Mit einer maßgeblichen Förderung unterstützt die Stiftung das Leuchtturmprojekt KIPS der Universitätsklinik Würzburg zur Entwicklung einer skalierbaren Trainingsplattform auf Basis von Large Language Models.

Bild: Im Projekt KIPS führen Studierende die Gespräche vor einem PC, Tablet oder Smartphone mit virtuellen Patientinnen und Patienten, die den Eindruck erwecken, per Video zugeschaltet zu sein. © Projekt KIPS / Alexander Zamzow
Die Vogel‑Stiftung Dr. Eckernkamp fördert das Projekt KIPS (KI‑basierte Patientensimulation) der Universitätsklinik Würzburg mit 25.000 Euro. Ziel des Projekts ist die Entwicklung und wissenschaftliche Validierung einer digitalen Trainingsplattform, die ärztliche Kommunikationskompetenzen mittels KI‑simulierter Patientengespräche skalierbar und metrikbasiert trainierbar macht. Das Vorhaben startet mit der Weiterentwicklung eines im Hackathon entstandenen Prototyps und beginnt im Januar 2026; eine Pilotstudie zur Evaluation ist für den Herbst 2026 vorgesehen.
KIPS bildet eine wichtige Ergänzung zu klassischen Simulationsformaten, da die KI‑gestützte Lösung hohe Skalierbarkeit und kontinuierliches Training ermöglicht, ohne die bewährte Rolle von Schauspielpatientinnen und ‑patienten ersetzen zu wollen. Ein zentrales Alleinstellungsmerkmal ist das automatisierte, datenbasierte Feedback, das Lernende konkret in ihren kommunikativen und klinischen Entscheidungen reflektieren lässt. Neu ist außerdem der longitudinale Aufbau: Studierende können virtuelle Patientinnen und Patienten über mehrere Visiten begleiten und die Auswirkungen klinischer Maßnahmen nachvollziehen. Damit bietet KIPS nicht nur Vorteile für die ärztliche Ausbildung, sondern ist langfristig auch für weitere Gesundheits‑ und Heilberufe wie die Hebammenwissenschaft als Trainingsangebot vorgesehen.

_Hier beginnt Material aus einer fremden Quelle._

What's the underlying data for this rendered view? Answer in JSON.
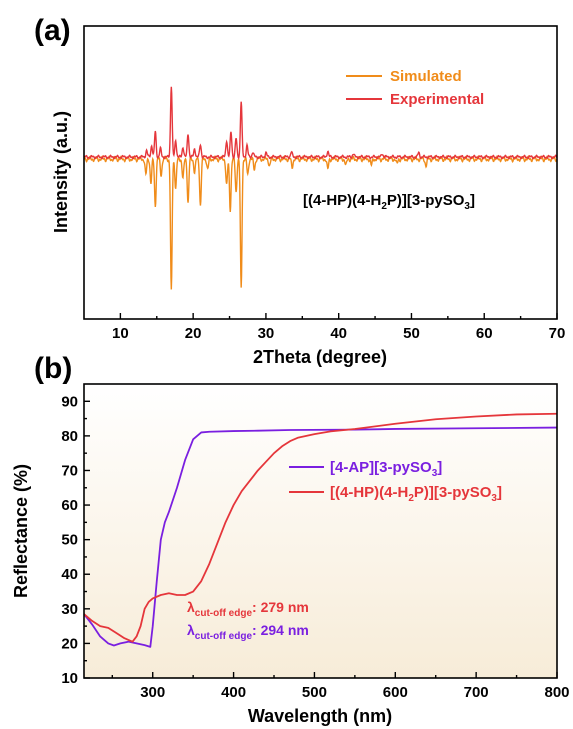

„Bei KIPS geht es nicht darum, Gespräche mit (Schauspiel-)Patienten in der medizinischen Ausbildung zu ersetzen – diese werden immer die wichtigste Säule des Anamnesetrainings bleiben. Wir wollen jedoch aufzeigen, welche zusätzlichen Möglichkeiten die Technologie bietet, insbesondere in Bezug auf Skalierbarkeit, strukturiertes Gesprächsfeedback und das Bewusstsein für die Auswirkungen des eigenen Handelns“, erklärt Alexander Zamzow, ärztlicher Projektleiter „KIPS“ an der Lehrklinik Würzburg, die didaktische Innovation.
Das Projekt wird multizentrisch umgesetzt: Neben dem Institut für Medizinische Lehre und Ausbildungsforschung am Universitätsklinikum Würzburg (UKW) wirken die Technische Universität München (TUM) am Campus Heilbronn sowie KI‑Expert:innen des Inselspitals Bern (Schweiz) mit. Parallel zur Förderung durch die Vogel Stiftung wird der Projektarm am Campus Heilbronn durch den TUM Incentive Fund unterstützt, was den regionalen und fachübergreifenden Transfer der Ergebnisse erleichtern soll.
„Wir unterstützen die wirkungsvolle Nutzung von KI in der medizinischen Ausbildung, weil wir hier große Chancen sehen, schnell und flächendeckend Fortschritte umzusetzen. KIPS ist ein Paradebeispiel für Geschwindigkeit und kompetente Innovation“, so Dr. Gunther Schunk, Vorstandsvorsitzender der Vogel Stiftung Dr. Eckernkamp.